Model pekerjaan bebas dan kontraktual seperti para pengemudi itu juga hanya salah satu korban kemungkinan kongkalikong kebijakan. Di sektor pekerjaan lain masih banyak. Sebut saja misalnya  freelancer, para pekerja call center, logistik dan lain lain yang juga berada dalam nasib yang buruk.

Para driver pengantaran orang dan barang atau ojol  itu selain dirugikan karena besaran potongan tarif dan rendahnya harga, mereka harus menanggung resiko kerja lebih besar, menyumbangkan alat atau modal, juga tanpa adanya proses partisipasi yang memadai dalam turut mengambil kebijakan perusahaan di bisnis platform. Sehingga semua aspirasinya mentok.
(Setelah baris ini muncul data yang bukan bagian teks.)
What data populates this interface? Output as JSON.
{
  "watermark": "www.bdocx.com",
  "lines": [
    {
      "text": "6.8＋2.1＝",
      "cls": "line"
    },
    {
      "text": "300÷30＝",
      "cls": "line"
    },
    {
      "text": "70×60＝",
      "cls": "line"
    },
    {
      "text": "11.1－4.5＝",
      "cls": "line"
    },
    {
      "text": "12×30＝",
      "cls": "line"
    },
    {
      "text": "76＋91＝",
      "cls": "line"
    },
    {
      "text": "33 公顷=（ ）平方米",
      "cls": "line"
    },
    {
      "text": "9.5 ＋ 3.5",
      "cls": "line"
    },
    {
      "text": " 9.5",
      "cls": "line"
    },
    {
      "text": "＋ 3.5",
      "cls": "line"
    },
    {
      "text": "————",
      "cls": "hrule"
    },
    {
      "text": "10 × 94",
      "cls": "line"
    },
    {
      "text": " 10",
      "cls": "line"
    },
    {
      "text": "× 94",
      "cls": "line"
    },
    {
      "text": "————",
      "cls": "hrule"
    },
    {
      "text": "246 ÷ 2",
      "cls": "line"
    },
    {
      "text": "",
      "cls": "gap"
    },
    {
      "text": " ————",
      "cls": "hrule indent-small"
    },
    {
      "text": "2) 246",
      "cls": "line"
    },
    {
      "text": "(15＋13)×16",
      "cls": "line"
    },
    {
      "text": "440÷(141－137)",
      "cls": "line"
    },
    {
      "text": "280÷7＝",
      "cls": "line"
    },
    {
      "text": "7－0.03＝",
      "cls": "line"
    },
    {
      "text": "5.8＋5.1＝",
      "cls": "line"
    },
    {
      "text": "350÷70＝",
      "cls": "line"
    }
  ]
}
Kalau perusahaan aplikasi seperti Gojek dan Grab itu tidak mau berubah dan pemerintah terus bersikap permisif dan lemah, maka menurut saya baiknya memang dilakukan demonstrasi dan mogok besar besaran dan perlu juga solidaritas dari konsumen untuk turut mendukungnya.
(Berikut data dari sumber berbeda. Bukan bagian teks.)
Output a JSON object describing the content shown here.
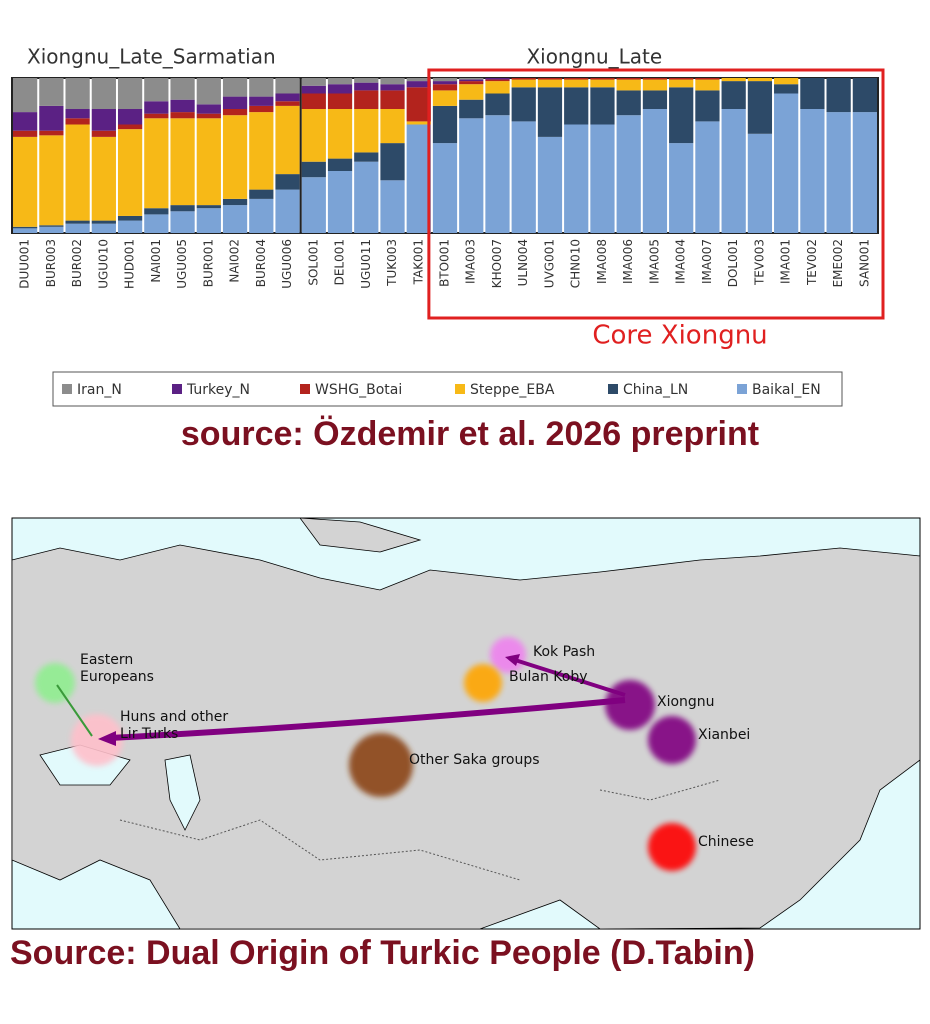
{
  "chart_data": {
    "type": "stacked_bar",
    "groups": [
      "Xiongnu_Late_Sarmatian",
      "Xiongnu_Late"
    ],
    "annotation": "Core Xiongnu",
    "categories": [
      "DUU001",
      "BUR003",
      "BUR002",
      "UGU010",
      "HUD001",
      "NAI001",
      "UGU005",
      "BUR001",
      "NAI002",
      "BUR004",
      "UGU006",
      "SOL001",
      "DEL001",
      "UGU011",
      "TUK003",
      "TAK001",
      "BTO001",
      "IMA003",
      "KHO007",
      "ULN004",
      "UVG001",
      "CHN010",
      "IMA008",
      "IMA006",
      "IMA005",
      "IMA004",
      "IMA007",
      "DOL001",
      "TEV003",
      "IMA001",
      "TEV002",
      "EME002",
      "SAN001"
    ],
    "series": [
      {
        "name": "Baikal_EN",
        "color": "#7ba3d6",
        "values": [
          3,
          4,
          6,
          6,
          8,
          12,
          14,
          16,
          18,
          22,
          28,
          36,
          40,
          46,
          34,
          70,
          58,
          74,
          76,
          72,
          62,
          70,
          70,
          76,
          80,
          58,
          72,
          80,
          64,
          90,
          80,
          78,
          78
        ]
      },
      {
        "name": "China_LN",
        "color": "#2d4a68",
        "values": [
          1,
          1,
          2,
          2,
          3,
          4,
          4,
          2,
          4,
          6,
          10,
          10,
          8,
          6,
          24,
          0,
          24,
          12,
          14,
          22,
          32,
          24,
          24,
          16,
          12,
          36,
          20,
          18,
          34,
          6,
          20,
          22,
          22
        ]
      },
      {
        "name": "Steppe_EBA",
        "color": "#f7b917",
        "values": [
          58,
          58,
          62,
          54,
          56,
          58,
          56,
          56,
          54,
          50,
          44,
          34,
          32,
          28,
          22,
          2,
          10,
          10,
          8,
          5,
          5,
          5,
          5,
          7,
          7,
          5,
          7,
          2,
          2,
          4,
          0,
          0,
          0
        ]
      },
      {
        "name": "WSHG_Botai",
        "color": "#b3231d",
        "values": [
          4,
          3,
          4,
          4,
          3,
          3,
          4,
          3,
          4,
          4,
          3,
          10,
          10,
          12,
          12,
          22,
          4,
          2,
          1,
          1,
          1,
          1,
          1,
          1,
          1,
          1,
          1,
          0,
          0,
          0,
          0,
          0,
          0
        ]
      },
      {
        "name": "Turkey_N",
        "color": "#5b2184",
        "values": [
          12,
          16,
          6,
          14,
          10,
          8,
          8,
          6,
          8,
          6,
          5,
          5,
          6,
          5,
          4,
          4,
          2,
          1,
          1,
          0,
          0,
          0,
          0,
          0,
          0,
          0,
          0,
          0,
          0,
          0,
          0,
          0,
          0
        ]
      },
      {
        "name": "Iran_N",
        "color": "#8c8c8c",
        "values": [
          22,
          18,
          20,
          20,
          20,
          15,
          14,
          17,
          12,
          12,
          10,
          5,
          4,
          3,
          4,
          2,
          2,
          1,
          0,
          0,
          0,
          0,
          0,
          0,
          0,
          0,
          0,
          0,
          0,
          0,
          0,
          0,
          0
        ]
      }
    ],
    "ylim": [
      0,
      100
    ]
  },
  "source_1": "source: Özdemir et al. 2026 preprint",
  "map": {
    "labels": [
      {
        "lines": [
          "Eastern",
          "Europeans"
        ],
        "color": "#90ee90"
      },
      {
        "lines": [
          "Huns and other",
          "Lir Turks"
        ],
        "color": "#ffc0cb"
      },
      {
        "lines": [
          "Kok Pash"
        ],
        "color": "#ee82ee"
      },
      {
        "lines": [
          "Bulan Koby"
        ],
        "color": "#ffa500"
      },
      {
        "lines": [
          "Xiongnu"
        ],
        "color": "#800080"
      },
      {
        "lines": [
          "Xianbei"
        ],
        "color": "#800080"
      },
      {
        "lines": [
          "Other Saka groups"
        ],
        "color": "#8b4513"
      },
      {
        "lines": [
          "Chinese"
        ],
        "color": "#ff0000"
      }
    ]
  },
  "source_2": "Source: Dual Origin of Turkic People (D.Tabin)"
}
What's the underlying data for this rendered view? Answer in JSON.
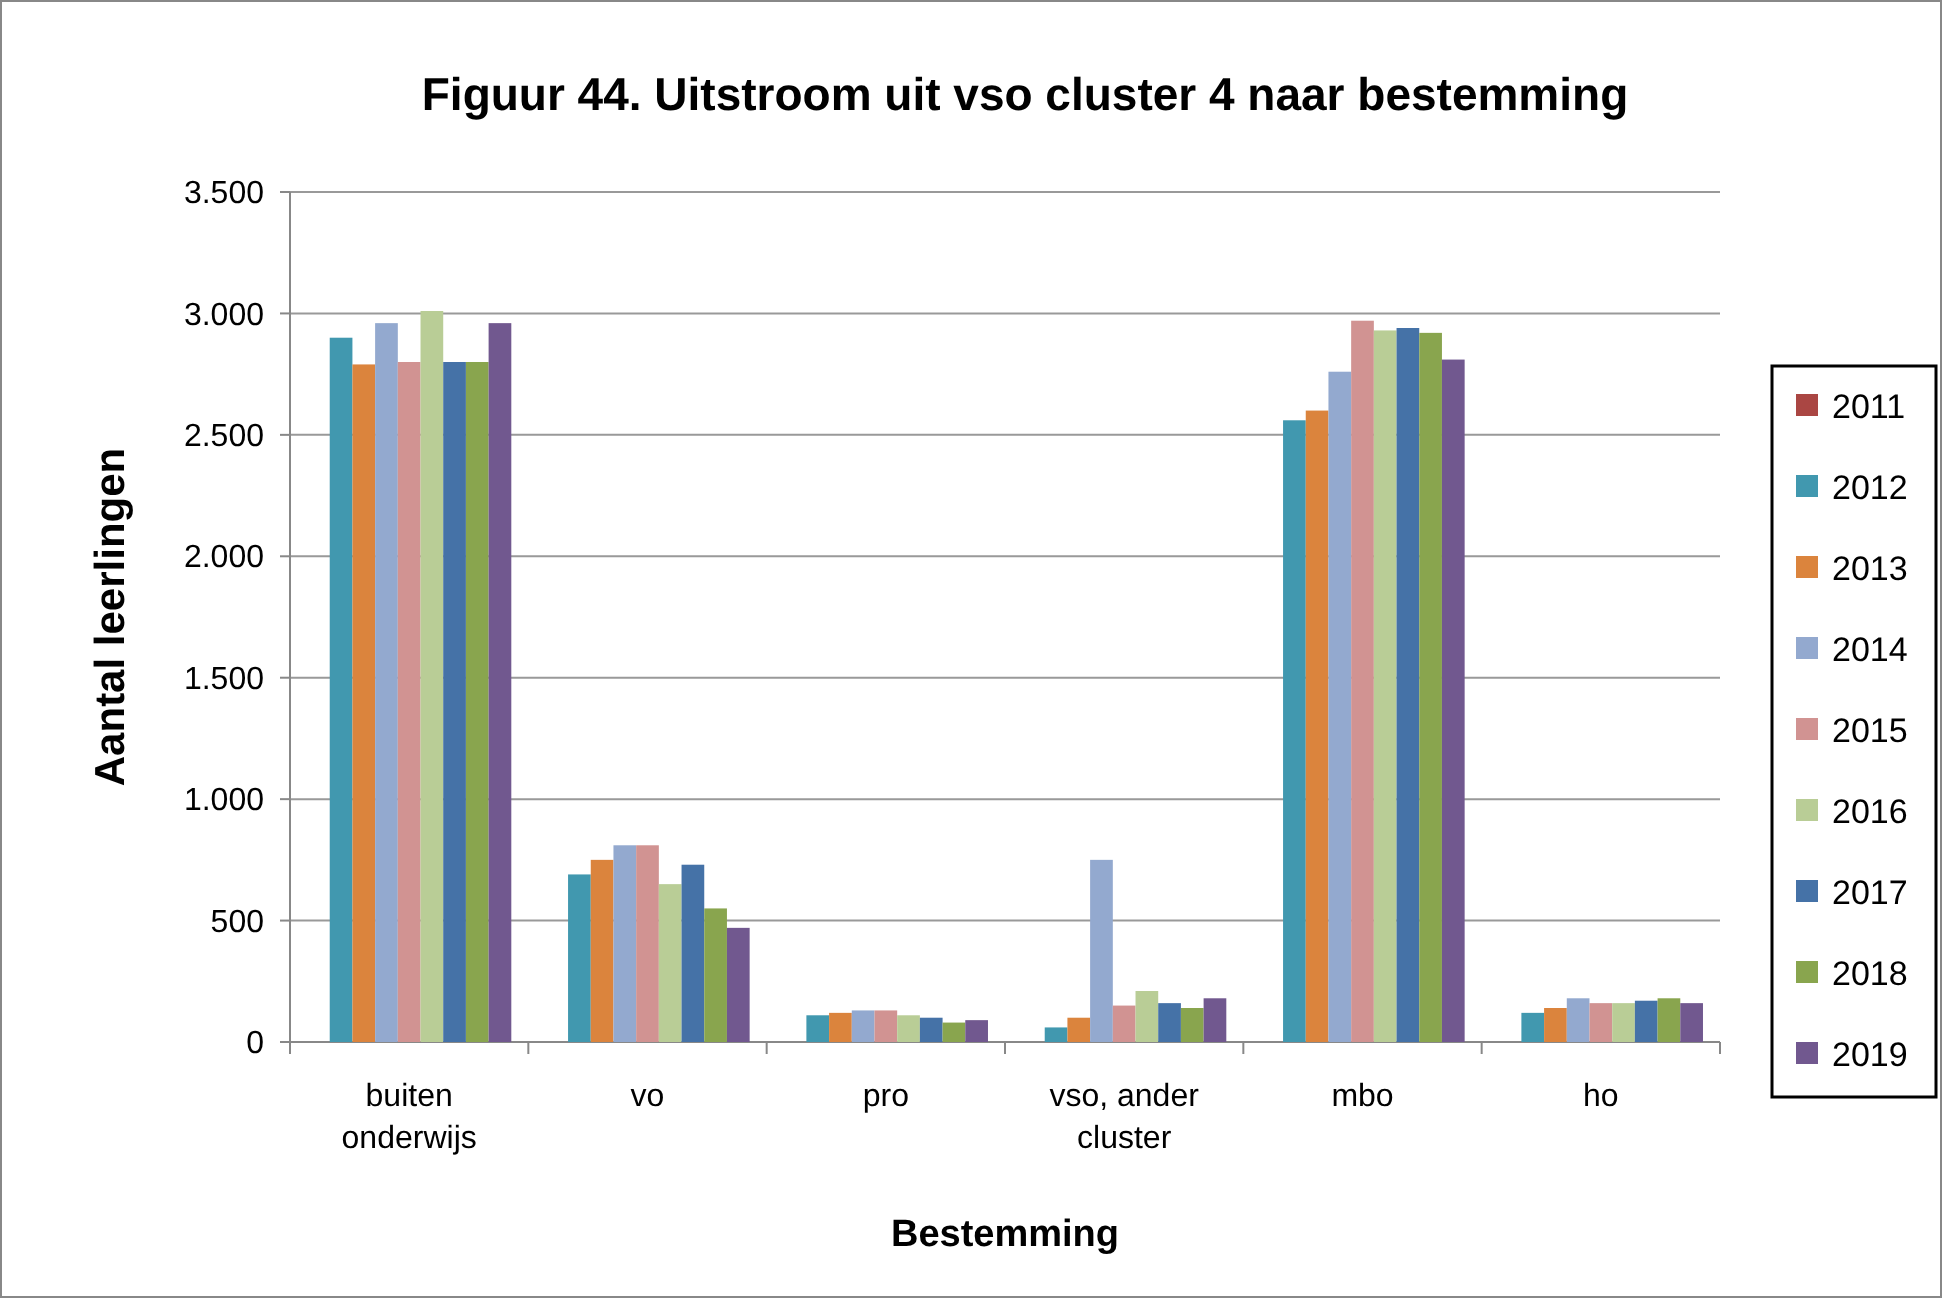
{
  "chart_data": {
    "type": "bar",
    "title": "Figuur 44. Uitstroom uit vso cluster 4 naar bestemming",
    "xlabel": "Bestemming",
    "ylabel": "Aantal leerlingen",
    "categories": [
      "buiten onderwijs",
      "vo",
      "pro",
      "vso, ander cluster",
      "mbo",
      "ho"
    ],
    "series": [
      {
        "name": "2011",
        "color": "#aa4643",
        "values": [
          null,
          null,
          null,
          null,
          null,
          null
        ]
      },
      {
        "name": "2012",
        "color": "#4198af",
        "values": [
          2900,
          690,
          110,
          60,
          2560,
          120
        ]
      },
      {
        "name": "2013",
        "color": "#db843d",
        "values": [
          2790,
          750,
          120,
          100,
          2600,
          140
        ]
      },
      {
        "name": "2014",
        "color": "#93a9cf",
        "values": [
          2960,
          810,
          130,
          750,
          2760,
          180
        ]
      },
      {
        "name": "2015",
        "color": "#d19392",
        "values": [
          2800,
          810,
          130,
          150,
          2970,
          160
        ]
      },
      {
        "name": "2016",
        "color": "#b9cd96",
        "values": [
          3010,
          650,
          110,
          210,
          2930,
          160
        ]
      },
      {
        "name": "2017",
        "color": "#4572a7",
        "values": [
          2800,
          730,
          100,
          160,
          2940,
          170
        ]
      },
      {
        "name": "2018",
        "color": "#89a54e",
        "values": [
          2800,
          550,
          80,
          140,
          2920,
          180
        ]
      },
      {
        "name": "2019",
        "color": "#71588f",
        "values": [
          2960,
          470,
          90,
          180,
          2810,
          160
        ]
      }
    ],
    "ylim": [
      0,
      3500
    ],
    "yticks": [
      0,
      500,
      {
        "value": 1000,
        "label": "1.000"
      },
      {
        "value": 1500,
        "label": "1.500"
      },
      {
        "value": 2000,
        "label": "2.000"
      },
      {
        "value": 2500,
        "label": "2.500"
      },
      {
        "value": 3000,
        "label": "3.000"
      },
      {
        "value": 3500,
        "label": "3.500"
      }
    ],
    "grid": "y",
    "legend": "right"
  }
}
Masyarakat konsumen juga harus diedukasi bahwa  penggunaan teknologi itu juga harus  bertanggung jawab. Mereka semestinya juga dibangun kesadarannya bahwa menggunakan aplikasi murah tapi menindas salah satu pihak itu sebagai perbuatan anti kemanusiaan.
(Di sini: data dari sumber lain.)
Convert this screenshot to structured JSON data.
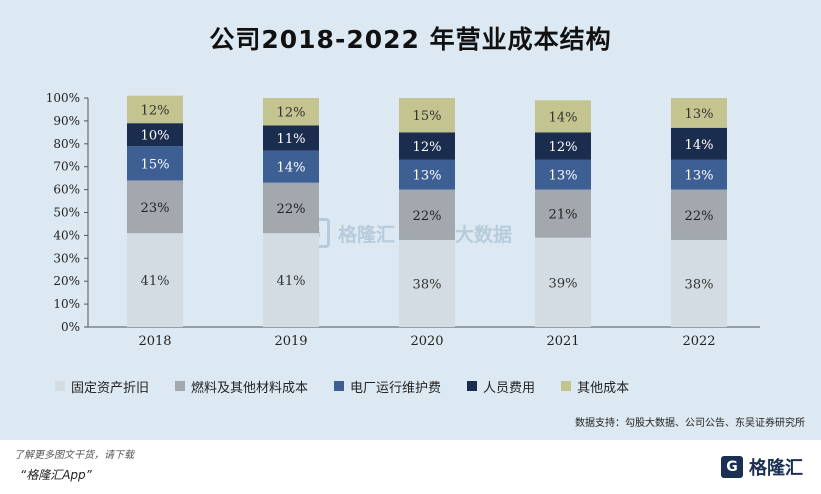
{
  "title": "公司2018-2022 年营业成本结构",
  "source": "数据支持：勾股大数据、公司公告、东吴证券研究所",
  "watermark": {
    "brand": "格隆汇",
    "logo_letter": "G",
    "secondary": "勾股大数据"
  },
  "footer": {
    "note": "了解更多图文干货，请下载",
    "app": "“格隆汇App”"
  },
  "brand": {
    "name": "格隆汇",
    "logo_letter": "G"
  },
  "colors": {
    "panel_bg": "#dce9f3",
    "fixed_assets": "#d3dce3",
    "fuel_materials": "#a2a8ad",
    "plant_maintenance": "#3e5f93",
    "personnel": "#1b2d4f",
    "other": "#c3c48f"
  },
  "chart_data": {
    "type": "bar",
    "stacked": true,
    "categories": [
      "2018",
      "2019",
      "2020",
      "2021",
      "2022"
    ],
    "y_ticks": [
      "0%",
      "10%",
      "20%",
      "30%",
      "40%",
      "50%",
      "60%",
      "70%",
      "80%",
      "90%",
      "100%"
    ],
    "ylim": [
      0,
      100
    ],
    "legend_position": "bottom",
    "series": [
      {
        "name": "固定资产折旧",
        "color": "#d3dce3",
        "label_color": "#333333",
        "values": [
          41,
          41,
          38,
          39,
          38
        ],
        "labels": [
          "41%",
          "41%",
          "38%",
          "39%",
          "38%"
        ]
      },
      {
        "name": "燃料及其他材料成本",
        "color": "#a2a8ad",
        "label_color": "#222222",
        "values": [
          23,
          22,
          22,
          21,
          22
        ],
        "labels": [
          "23%",
          "22%",
          "22%",
          "21%",
          "22%"
        ]
      },
      {
        "name": "电厂运行维护费",
        "color": "#3e5f93",
        "label_color": "#ffffff",
        "values": [
          15,
          14,
          13,
          13,
          13
        ],
        "labels": [
          "15%",
          "14%",
          "13%",
          "13%",
          "13%"
        ]
      },
      {
        "name": "人员费用",
        "color": "#1b2d4f",
        "label_color": "#ffffff",
        "values": [
          10,
          11,
          12,
          12,
          14
        ],
        "labels": [
          "10%",
          "11%",
          "12%",
          "12%",
          "14%"
        ]
      },
      {
        "name": "其他成本",
        "color": "#c3c48f",
        "label_color": "#333333",
        "values": [
          12,
          12,
          15,
          14,
          13
        ],
        "labels": [
          "12%",
          "12%",
          "15%",
          "14%",
          "13%"
        ]
      }
    ]
  }
}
Masyarakat luas musti turut menuntut penutupan bisnis aplikasi yanv menindas tersebut. Masyarakat bahkan dapat menuntut agar pemerintah biayai pembangunan bisnis aplikasi yang dapat dimiliki dan dikontrol bersama secara demokratis oleh pemerintah, pengemudi, konsumen. Supaya tidak lagi jadikan pengemudi sebagai korban eksploitasi korporasi kapitalis seperti mereka.

Masa depan dunia digital yang adil dan berkemanusiaan itu  bergantung pada kepemilikan bersama atas sumber daya teknologi. Untuk itulah ekosistem yang ada harus diarahkan menjadi inklusif dan berkeadilan. Semua diarahkan agar mencapai distribusi nilai yang adil, dan menstimulasi budaya kewirausahaan, bukan budaya penindasan.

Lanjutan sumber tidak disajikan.